Various song and dance dramas developed during the Six Dynasties period. During the Northern Qi Dynasty, a masked dance called the Big Face (大面, which can mean “mask”, alternatively daimian 代面, and it was also called The King of Lanling, 蘭陵王), was created in honour of Gao Changgong who went into battle wearing a mask. Another was called Botou (撥頭, also 缽頭), a masked dance drama from the Western Regions that tells the story of a grieving son who sought a tiger that killed his father. In The Dancing Singing Woman (踏謡娘), which relates the story of a wife battered by her drunken husband, the song an dance drama was initially performed by a man dressed as a woman. The stories told in of these song-and-dance dramas are simple, but they are thought to be the earliest pieces of musical theatre in China, and the precursors to the more sophisticated later forms of Chinese opera.

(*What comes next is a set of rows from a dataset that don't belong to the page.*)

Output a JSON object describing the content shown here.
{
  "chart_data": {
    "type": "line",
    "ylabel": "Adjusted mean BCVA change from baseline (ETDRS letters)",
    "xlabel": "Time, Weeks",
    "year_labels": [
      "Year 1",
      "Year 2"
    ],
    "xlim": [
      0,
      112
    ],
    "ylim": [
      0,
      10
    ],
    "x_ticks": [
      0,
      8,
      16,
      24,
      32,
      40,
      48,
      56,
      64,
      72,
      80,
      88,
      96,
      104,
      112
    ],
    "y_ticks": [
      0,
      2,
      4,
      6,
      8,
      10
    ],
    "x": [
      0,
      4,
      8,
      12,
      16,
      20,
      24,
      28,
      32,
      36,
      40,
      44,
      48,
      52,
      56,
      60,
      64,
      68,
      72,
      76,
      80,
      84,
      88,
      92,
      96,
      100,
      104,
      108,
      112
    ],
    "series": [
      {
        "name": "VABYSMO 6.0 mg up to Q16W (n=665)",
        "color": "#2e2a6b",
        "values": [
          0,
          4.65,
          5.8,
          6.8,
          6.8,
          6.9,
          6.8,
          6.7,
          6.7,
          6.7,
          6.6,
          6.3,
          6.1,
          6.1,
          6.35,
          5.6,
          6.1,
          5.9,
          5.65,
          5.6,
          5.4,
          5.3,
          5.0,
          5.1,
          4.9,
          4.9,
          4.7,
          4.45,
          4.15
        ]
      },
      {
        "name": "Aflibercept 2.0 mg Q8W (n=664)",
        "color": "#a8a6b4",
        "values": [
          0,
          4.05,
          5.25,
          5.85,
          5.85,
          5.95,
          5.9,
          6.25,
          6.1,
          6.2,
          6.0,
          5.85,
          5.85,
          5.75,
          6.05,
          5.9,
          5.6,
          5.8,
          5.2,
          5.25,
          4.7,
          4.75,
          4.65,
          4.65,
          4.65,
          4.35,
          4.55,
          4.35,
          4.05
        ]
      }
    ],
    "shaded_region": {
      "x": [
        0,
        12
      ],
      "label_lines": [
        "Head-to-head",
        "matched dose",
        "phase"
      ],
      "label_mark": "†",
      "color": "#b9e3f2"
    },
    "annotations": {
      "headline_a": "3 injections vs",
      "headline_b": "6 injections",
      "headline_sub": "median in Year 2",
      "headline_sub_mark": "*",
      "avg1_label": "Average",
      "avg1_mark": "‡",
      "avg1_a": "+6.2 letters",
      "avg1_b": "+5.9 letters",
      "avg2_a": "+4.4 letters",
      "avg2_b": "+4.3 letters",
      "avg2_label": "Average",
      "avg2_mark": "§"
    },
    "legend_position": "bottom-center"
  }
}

These forms of early drama were popular in the Tang Dynasty where they further developed. For example, by the end of the Tang Dynasty the Canjun Opera Had evolved into a performance with more complex plot and dramatic twists, and it involved at least four performers. The early form of Chinese theatre became more organized in the Tang Dynasty with Emperor Xuanzong (712–755), who founded the “Pear Garden” (梨园/梨園; líyuán), the first academy of music to train musicians, dancers and actors. The performers formed what may be considered the first known opera troupe in China, and mostly performed for the emperors’ personal pleasure. To this day operatic professionals are still referred to as “Disciples of the Pear Garden” (梨园弟子 / 梨園弟子, líyuán dìzi).